When I started writing Disabled Futures, I was ready to move beyond why we get stuck and look at models for how to frame our work toward greater justice in relation to inextricable intersections not just between marginalized identities but between systems of power that impact us all. What made me ready? Two things. First, I lost a child in infancy, I got very depressed, and the only thing that I could manage to do productively was work related to implementing active change based on knowledge from my academic research. Need a workshop on white privilege and how white people can process and own that? I was on it. Build a team to offer trainings on why respecting names and pronouns is important? I’m your trans person. The loss of this baby, Woolf, made any more critique without implementation feel like yet another distraction. I wanted a more potentially realizable (if still complex and very challenging) framework for understanding questions of identity and justice. The second and related thing was that I stepped in as Brockport’s Interim Chief Diversity Officer and found myself excited to be in a different relation to the immediate systems around me, to have my focus be big picture systems and the communities that inhabit them, as well as building connections with students outside of the classroom where I could mentor them in self advocacy that was not draining and distracting, but helpful to their ability to flourish in their academic life as well.

As an academic, I have been trained in critique. I have not been formally trained to present solutions. Disabled Futures is not a solution per se. But I felt at the point I was writing it that I needed the perspective of solution to survive and to thrive and that is the perspective I carried into my writing. I am committed in Disabled Futures to the idea that analyzing complex representations of race, gender, and dis/ability closely offers shifts in perspective that can keep us out of the cycle of distraction and argumentation, without devaluing the political and social knowledge that comes from living with and advocating from our social identity positions.

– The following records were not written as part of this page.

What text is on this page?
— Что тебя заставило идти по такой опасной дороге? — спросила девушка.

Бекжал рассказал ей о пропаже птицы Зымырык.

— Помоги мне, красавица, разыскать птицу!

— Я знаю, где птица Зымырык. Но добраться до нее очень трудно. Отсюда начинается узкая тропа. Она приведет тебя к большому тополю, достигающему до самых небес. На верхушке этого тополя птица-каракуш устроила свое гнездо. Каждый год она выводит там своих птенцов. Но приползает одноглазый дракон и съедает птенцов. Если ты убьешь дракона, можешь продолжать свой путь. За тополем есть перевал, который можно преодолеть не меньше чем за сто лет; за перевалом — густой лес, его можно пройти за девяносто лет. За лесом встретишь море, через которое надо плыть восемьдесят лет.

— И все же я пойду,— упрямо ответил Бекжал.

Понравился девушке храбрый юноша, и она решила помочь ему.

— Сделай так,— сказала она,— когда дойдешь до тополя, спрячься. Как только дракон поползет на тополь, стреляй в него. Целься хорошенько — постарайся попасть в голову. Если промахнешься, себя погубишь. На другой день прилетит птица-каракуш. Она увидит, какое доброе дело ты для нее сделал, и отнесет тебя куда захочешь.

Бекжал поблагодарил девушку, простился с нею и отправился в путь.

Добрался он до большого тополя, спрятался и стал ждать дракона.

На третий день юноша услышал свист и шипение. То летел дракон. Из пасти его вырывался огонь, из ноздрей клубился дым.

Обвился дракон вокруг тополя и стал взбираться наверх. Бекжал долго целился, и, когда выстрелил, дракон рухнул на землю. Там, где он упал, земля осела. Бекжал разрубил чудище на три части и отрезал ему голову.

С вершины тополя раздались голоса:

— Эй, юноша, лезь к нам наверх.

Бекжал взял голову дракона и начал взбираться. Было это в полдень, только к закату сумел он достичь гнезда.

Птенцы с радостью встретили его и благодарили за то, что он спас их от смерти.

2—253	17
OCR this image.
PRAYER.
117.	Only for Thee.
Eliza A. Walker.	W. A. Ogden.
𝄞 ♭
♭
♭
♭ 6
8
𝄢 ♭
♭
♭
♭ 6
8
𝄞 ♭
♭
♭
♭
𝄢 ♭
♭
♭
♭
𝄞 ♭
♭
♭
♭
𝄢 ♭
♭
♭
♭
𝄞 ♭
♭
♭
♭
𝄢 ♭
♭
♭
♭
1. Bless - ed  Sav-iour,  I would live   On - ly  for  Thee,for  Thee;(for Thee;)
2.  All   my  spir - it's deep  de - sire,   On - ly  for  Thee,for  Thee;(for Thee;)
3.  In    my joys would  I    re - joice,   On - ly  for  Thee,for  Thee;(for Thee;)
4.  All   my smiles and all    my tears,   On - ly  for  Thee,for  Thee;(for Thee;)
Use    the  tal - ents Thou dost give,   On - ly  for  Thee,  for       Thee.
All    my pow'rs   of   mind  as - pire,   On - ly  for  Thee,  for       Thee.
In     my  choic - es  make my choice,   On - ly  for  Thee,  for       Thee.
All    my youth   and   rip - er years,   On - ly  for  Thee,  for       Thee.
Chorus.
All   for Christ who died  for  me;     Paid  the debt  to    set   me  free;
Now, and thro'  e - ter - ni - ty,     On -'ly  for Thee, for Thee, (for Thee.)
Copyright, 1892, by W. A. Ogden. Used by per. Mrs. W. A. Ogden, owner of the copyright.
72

Years ago, when I discovered disability theory it gave me the seeds of some of the connections I make in this book. It let me talk about woundedness and impairment without shame or feeling like I had to isolate the harm of violence from the power of processing and living through it. To me this was applicable not only to disability as we understand it in our current moment but to the ways disability and ability form and inform all of our identities. It was a way to talk about whiteness and identity without fear that it would become white supremacy (the only choice according to the 1A interview with Garfield); a way of thinking about how dominant social identities work in complex collaboration with marginalization, not as its opposition, and not in ways that leave any of us unscathed by history. It was a way of connecting to myself and to years of academic study that I hadn’t known before and it became the platform for a theory of possibility. I hope that readers will leave this book tipping slightly more in the direction of possibility.